Micropooling¶
To help the Compass algorithm scale to larger datasets we use micropooling/microclustering to aggregate samples into clusters which are analyzed with the Compass algorithm which can dramatically lower computational burdens. The micropooling algorithm is a reimplementation of micropooling using VISION.
In short, the algorithm works by first coarsely clustering samples using the Louvain/Leiden algorithm on the k-nearest neighbors (kNN) graph of the gene expression data and then iteratively applying k-means clustering until the clusters are the correct average size. Each cluster is then treated as a sample where the gene expression is the average of the gene expression for samples in the cluster and the Compass algorithm can be applied to a smaller number of samples. If you specify a latent space, the K-nearest neighbor graph will instead be computed using that latent space. You may also specify the kNN graph directly (see in command line arguments).
Using Micropooling¶
To enable micropooling using Compass, set the parameter --microcluster-size and the input data will first be clustered into pools before applying the Compass algorithm. The micropool assignments will be written to the --microcluster-file in the output directory (by default micropools.tsv) as a tab-delimited table. The reactions.tsv file that is output will now be a table of reaction penalties per micropool, analogous to the usual Compass output file but applied to the micropooled data.
To analyze the micropooled results we would instead characterize the micropools. * Numeric cell metadata (e.g., library size) can be averaged across cells in the micropool. * Discrete cell metadata (e.g., belonging to KO or WT) can be decided by majority decision, or if at least 90% (or some other threshold) of the cells in the micropool belong to one of the discrete phenotypes.
Depending on the research question, it could make sense to micropool discrete phenotypes separately. This will result in micrpools made of only WT or KO cells, for example, but may conceal some of the overlapping cellular programs between the two.
Example of Micropooling¶
As in the tutorial, to use microclustering first open a command line in a directory with the gene expression data of interest, say “expression.tsv”. You can then run Compass on the data with the following command using micropooling:
compass --data expression.tsv --num-processes 10 --microcluster-size 10 --species homo_sapiens
Once the command has finished running, there should be 3 output files in the same directory the command was run: reactions.tsv, micropools.tsv, and micropooled_data.tsv.

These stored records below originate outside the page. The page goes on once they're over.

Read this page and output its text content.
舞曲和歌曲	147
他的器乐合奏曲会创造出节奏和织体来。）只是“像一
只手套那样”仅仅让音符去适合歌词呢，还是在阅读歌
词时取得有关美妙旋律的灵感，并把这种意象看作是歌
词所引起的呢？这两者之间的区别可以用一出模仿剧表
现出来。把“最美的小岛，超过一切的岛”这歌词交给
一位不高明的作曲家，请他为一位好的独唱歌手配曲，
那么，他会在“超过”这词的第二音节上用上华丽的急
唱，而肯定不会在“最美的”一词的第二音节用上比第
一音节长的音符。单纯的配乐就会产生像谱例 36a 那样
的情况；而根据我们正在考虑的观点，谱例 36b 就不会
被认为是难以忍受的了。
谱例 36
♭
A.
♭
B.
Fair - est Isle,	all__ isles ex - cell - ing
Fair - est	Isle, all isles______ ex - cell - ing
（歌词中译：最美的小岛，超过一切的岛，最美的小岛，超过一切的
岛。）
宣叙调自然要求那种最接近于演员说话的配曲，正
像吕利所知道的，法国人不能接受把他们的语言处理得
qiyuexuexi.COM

Reactions.tsv contains the penalties per reaction for each micropool, micropools.tsv contains the micropool assignments for each of the original samples, and micropooled_data.tsv contains the average gene expression for each micropool.
Analysis of Microopools¶
As the samples are now aggregated into pools, analysis of differential reaction scores requires one extra step of analyzing what cell types make up each pool. The micropools.tsv file in the output directory will contain a table of samples and their respective clusters. For an example of this, we provide another python notebook.
Micropooling Settings¶
Micropooling also works with precomputed k-nearest neighbors and/or a latent space to cluster samples on. The code is designed for specifying k-nearest neighbors using the results from scikit-learn’s nearest neighbors algorithm, which are an array of indices and an array of distances, possibly wrapped in a Pandas dataframe so that rows can be indexed by sample name.
For the k-nearest neighbors step, if there are specified k-nearest neighbors indices but not distances, the distances will be computed using the latent space (or raw gene expression if no latent space is specified). If a latent space is specified, both k-nearest neighbors and the k-means clustering steps will use it. Note that specifying a k-nearest neighbors computed on a latent space without inputing that latent space may cause unusual clustering results because k-means will be run using gene expression data unless it has access to the latent space.
If there is information sharing as well as micropooling, the input knn will only be used with the micropooling because the knn does not apply to the micropools.